Robert Mugabe, qui a toujours été hostile à la justice internationale, entendait profiter de son statut de président de l’Union Africaine pour « retirer l’Afrique de la CPI ». Avec l’actuel sommet de l’Union africaine en Afrique du Sud, l’heure de vérité est arrivée…

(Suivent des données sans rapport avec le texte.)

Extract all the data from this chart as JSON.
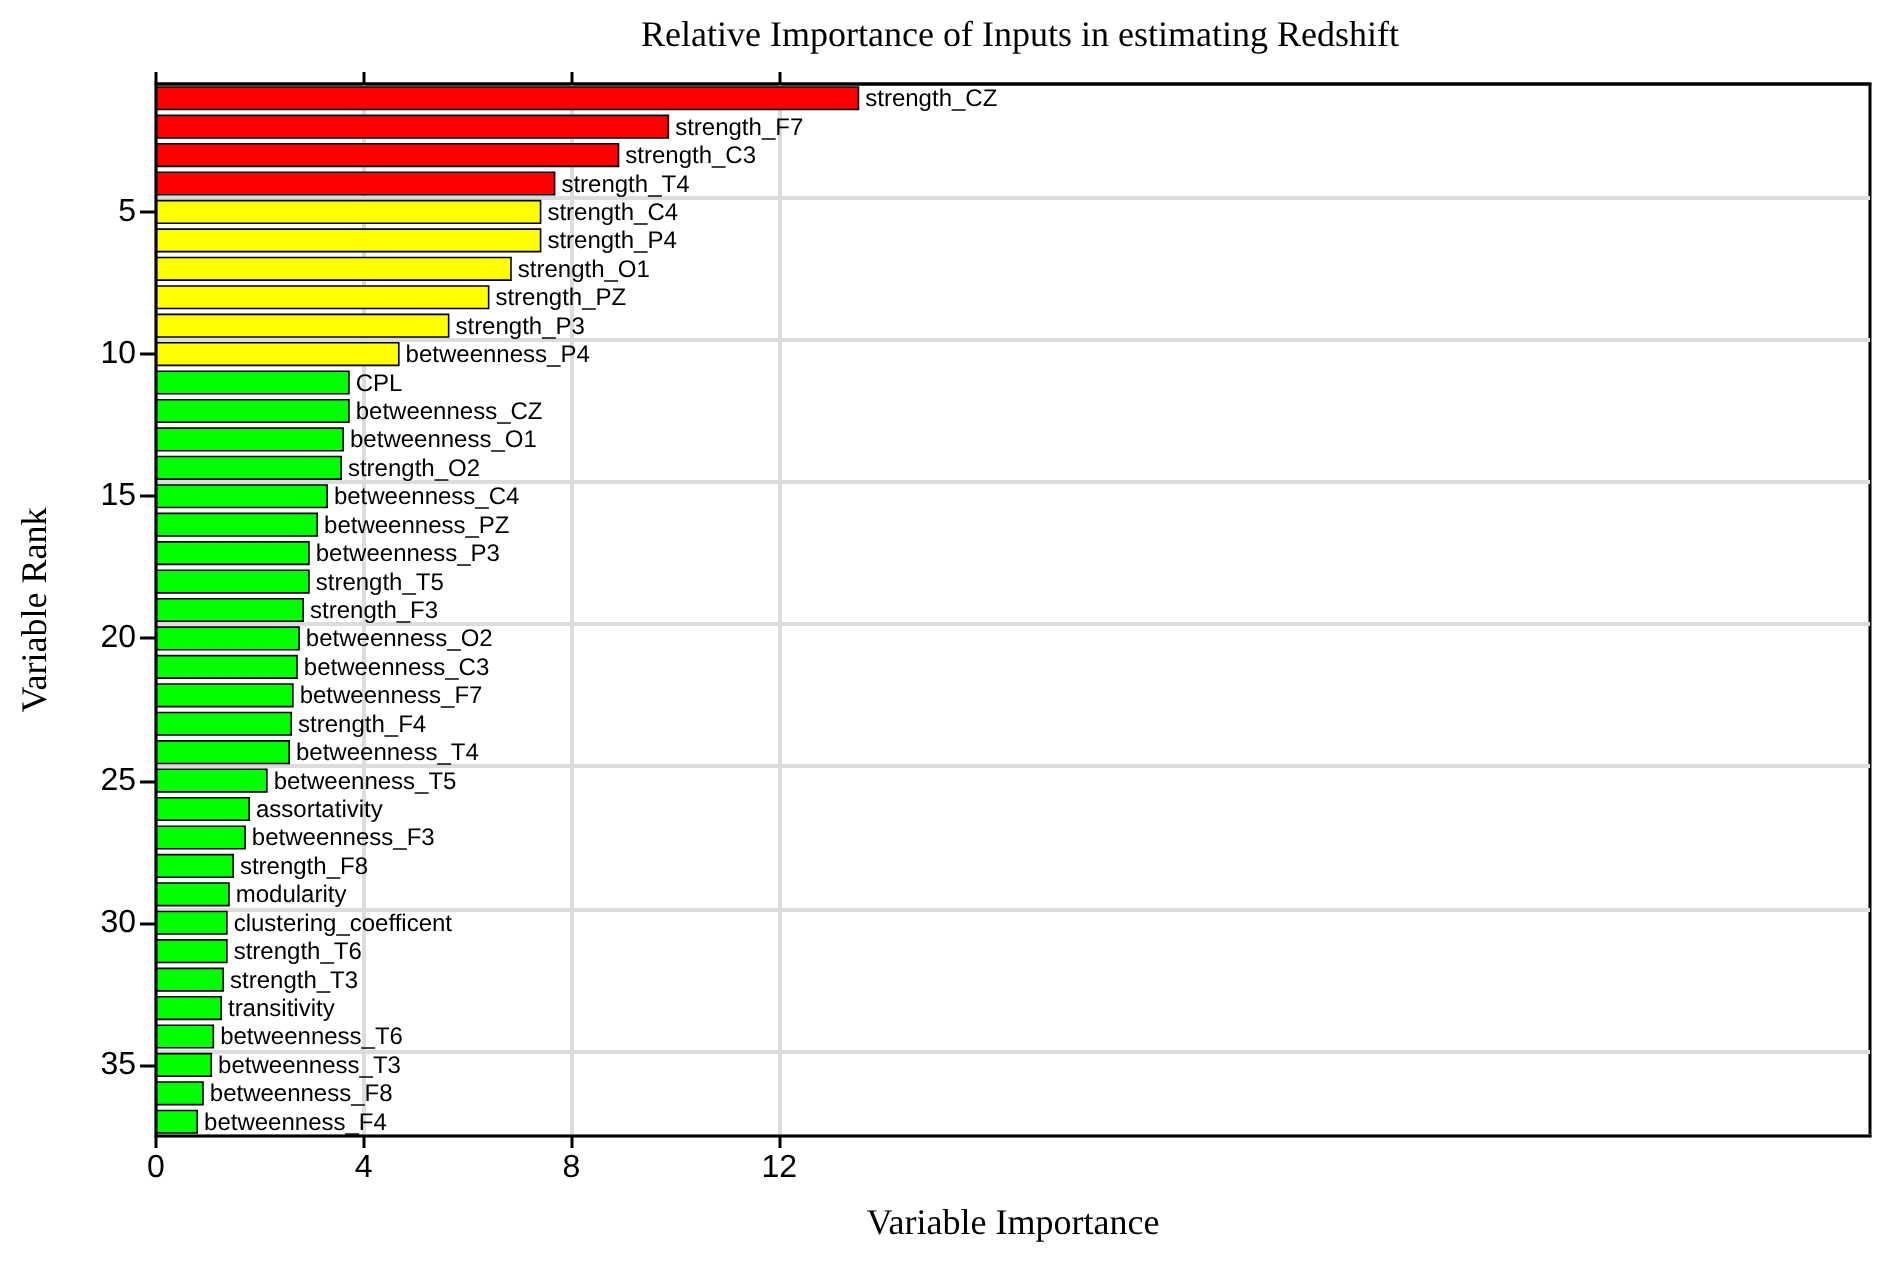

« Tu n’as pas dit que tu peux ? Il faut “peut”, on va voir », dit une populaire rengaine burkinabè adressée aux politiciens à la promesse facile. Ce qu’on va voir au prochain sommet de l’Union africaine, c’est si Robert Mugabe “peut” rester fidèle à l’un de ses serments du 21 février dernier. Lorsqu’il prenait les rênes de la présidence de l’UA, le chef de l’État zimbabwéen fanfaronnait que le continent africain se retirerait de la « très raciste » Cour pénale internationale (CPI) dès le prochain sommet, privilégiant l’instauration d’une Cour africaine de justice prévue par le Protocole dit “de Malabo”. La date du sommet en question, celui qui se tient en Afrique du Sud jusqu’au 15 juin, est arrivée. Tu n’as pas dit que tu peux, Robert ?
Il n’est pas sûr que Robert Mugabe “puisse pouvoir”. La ratification du Statut de Rome, qui vaut appartenance à la CPI, est d’ordre national, pas continental. Bien sûr, l’article 127 stipule que « tout État partie peut, par voie de notification écrite adressée au secrétaire général de l’Organisation des Nations unies, se retirer du présent Statut », le retrait ne prenant effet qu’un an après la date à laquelle la notification a été reçue -à moins que celle-ci ne prévoie une date postérieure- et la décision ne pouvant être rétroactive. Claquer la porte ne signifie donc pas l’arrêt des affaires en cours. À moins de se retirer également de l’ONU, l’État boudeur a même l’obligation de continuer à coopérer avec les juges pour toutes les procédures qui ont été commencées. Pour affirmer qu’il a obtenu le retrait de l’Afrique de la Cour pénale internationale, Robert Mugabe devra donc convaincre les chefs d’États des 34 pays africains actuellement membres…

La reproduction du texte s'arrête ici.